Necessidade Cloud Self-Hosted
Campos extras em cards CRM ✅ Nativo ✅ Nativo + código
Smart Processes customizados ✅ Nativo ✅ Nativo + handlers
Modificar layout do Gantt ❌ Impossível ✅ Template PHP/JS
Integração com ERP legado sem API ❌ Limitado ✅ Cron + PHP direto
Widget de mapa alternativo ❌ Impossível ✅ Substituição do bundle JS
Componente proprietário ❌ Impossível ✅ Namespace próprio
Controle de atualizações de versão ❌ Automático ✅ Sob controle da equipe
Responsabilidade por segurança do servidor ❌ Bitrix ✅ Sua equipe / parceiro

Para uma análise de custo total de propriedade entre as duas opções ao longo de 3 anos, veja Self-Hosted vs Cloud Bitrix24: Análise TCO Completa.


Quando Vale o Investimento em Desenvolvimento Self-Hosted

O desenvolvimento sobre o código-fonte do self-hosted se justifica quando pelo menos um de 4 critérios é atendido: funcionalidade ausente no Marketplace e inviável via REST, time de TI capaz de manter documentação e atualizações, exigência regulatória ou estratégica de soberania de dados, ou volume de usuários que justifica infraestrutura dedicada.

Com base em nossa experiência em implementações, o desenvolvimento sobre o código-fonte do self-hosted se justifica quando:

  • A funcionalidade necessária não existe no Marketplace e não pode ser construída via REST API dentro de prazo e orçamento razoáveis
  • A empresa tem um time de TI interno ou parceiro dedicado capaz de manter a documentação das modificações e o ciclo de atualizações
  • Existe uma necessidade de soberania de dados que impede o uso da nuvem — regulatória, contratual ou estratégica
  • O volume de usuários e transações justifica a infraestrutura dedicada (ver guia de dimensionamento de hardware)

Se apenas um desses pontos se aplica, a análise de viabilidade técnica é o primeiro passo — e evita projetos que consomem orçamento sem entregar valor mensurável.

Perguntas Frequentes

Posso modificar qualquer arquivo do Bitrix24 self-hosted sem perder suporte?

Tecnicamente sim, mas modificações diretas nos arquivos nativos do núcleo podem ser sobrescritas em atualizações de versão.

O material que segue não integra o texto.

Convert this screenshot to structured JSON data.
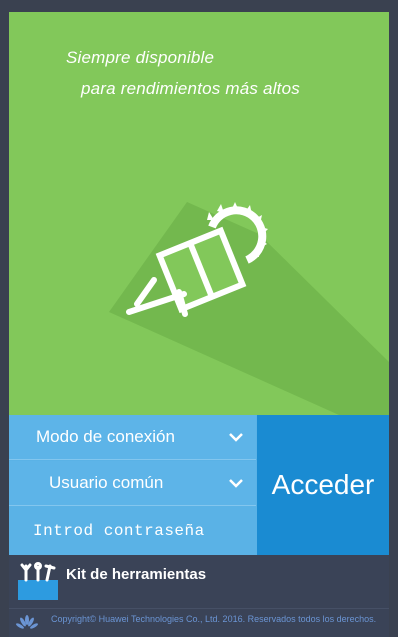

A prática recomendada é criar componentes e módulos proprietários com namespace próprio, mantendo o núcleo intacto e documentando toda alteração realizada.

Quantos arquivos são normalmente modificados em uma implementação self-hosted com customizações?

Em projetos reais com customizações direcionadas, a proporção de arquivos modificados costuma ficar abaixo de 0,05% do total — em uma base de ~109 mil arquivos, menos de 25 costumam ser alterados nos primeiros ciclos de desenvolvimento.

É possível integrar o Bitrix24 self-hosted com um ERP legado que não tem API REST?

Sim. Com acesso ao servidor, é possível criar scripts PHP agendados via cron que se conectam diretamente ao banco de dados do ERP ou processam arquivos de troca — algo que a versão cloud não suporta por falta de acesso ao sistema operacional.

Quais módulos do Bitrix24 são mais customizados em projetos corporativos?

Com base em nossa experiência, os módulos mais frequentemente customizados são CRM (campos e lógica de entidades), Tarefas (visualização do Gantt e indicadores de prazo), Mensageria (templates do chat) e Localização (widgets de mapa alternativos).

Customizar o self-hosted compromete as atualizações automáticas da plataforma?

A versão self-hosted não tem atualizações automáticas — elas são aplicadas manualmente pela equipe de TI ou pelo parceiro implementador. Isso permite testar a compatibilidade de cada atualização com as customizações existentes antes de aplicar em produção.

Qual é o primeiro passo para iniciar um projeto de customização no Bitrix24 self-hosted?

O ponto de partida é uma análise técnica que determina se o requisito pode ser atendido via REST API/Marketplace ou se de fato exige acesso ao código-fonte. Em seguida, define-se o ambiente de homologação, documenta-se o escopo de arquivos a serem modificados e realiza-se backup completo antes de qualquer intervenção em produção.

Baseado em prática real

Este artigo é baseado em 8 documentos internos da prática do ACP Group — planos de trabalho, especificações, questionários e casos de implementação do Bitrix24.